Comparisons are invidious, yet necessary. When Hinder arrived in Australia in 1934 she perceived the most advanced sculptor then working in Sydney to be Gerald Lewers, who had returned four years earlier from England where he had worked with John Skeaping and met Moore and Hepworth. Soon afterwards she also befriended Eleonore Lange, who arrived from Frankfurt in 1930 and whose unrealised Seraph of Light (maquette for a proposed memorial to Walter Duffield) (1934, NGA collection) inspired Hinder’s first forays into public art. In 1937 Lyndon Dadswell returned from his studies in England, the Slovakian Arthur Fleischmann arrived at the outbreak of war, Paul Beadle did likewise in 1944, and in the post-war years a younger generation who had trained under Dadswell at the East Sydney Tech came to the fore, including Robert Klippel, Tom Bass, Wendy Solling and Anita Aarons. In Melbourne, Ola Cohn and Clive Stephen were the most advanced of the pre-WW2 sculptors, while Danila Vassilieff, Clement Meadmore and the Centre Five sculptors Julius Kane, Inge King, Clifford Last, Norma Redpath, Lenton Parr, Vincas Jomantas and Teisutis Zikaras took the lead in the post-war era.

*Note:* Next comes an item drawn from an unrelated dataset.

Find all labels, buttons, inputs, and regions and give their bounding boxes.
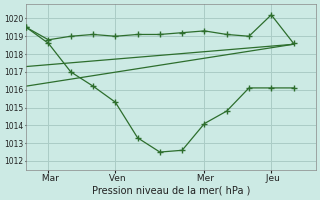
X-axis label: Pression niveau de la mer( hPa ): Pression niveau de la mer( hPa ) bbox=[92, 186, 250, 196]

Hinder shares elements in common with all of these, yet somehow stands apart. In 1971 she wrote apologetically to Clifford Last: “I am not a true professional in the sense that you, Inge (King) and the others are(,) but more of an amateur, who through circumstances, from time to time loses my amateur standing to do a big commission”. Though self-deprecatingly modest, this perhaps explains Hinder’s relatively low profile. A committed and inspired modernist, with large-scale public commissions realised in Sydney, Newcastle and Canberra, her studio practice was nevertheless largely private, dedicated to developing large commissions rather than producing work for exhibition.
This has left her exposed to the vagaries of changing tastes in architecture and urban design, with works removed and relocated from their original context. Geoffrey Batchen, Oxford art historian and a distant relative of the Hinders, in a moving catalogue foreword, recalls the distress of Hinder’s Western Assurance sculpture being removed and dismembered in 1980 to make way for a new shopfront, and his own inexpert efforts to help reassemble the salvaged parts. Flagrant vandalism and the flouting of artist’s moral rights are sadly all too familiar in Australia, where very few public artworks of the 1960s remain in situ. All the more reason therefore to draw attention to Hinder’s practice through this long-overdue retrospective and to restore—albeit virtually—her public works to their original contexts.
Jane Eckett is a Postdoctoral Research Associate teaching nineteenth and twentieth-century art history at the University of Melbourne.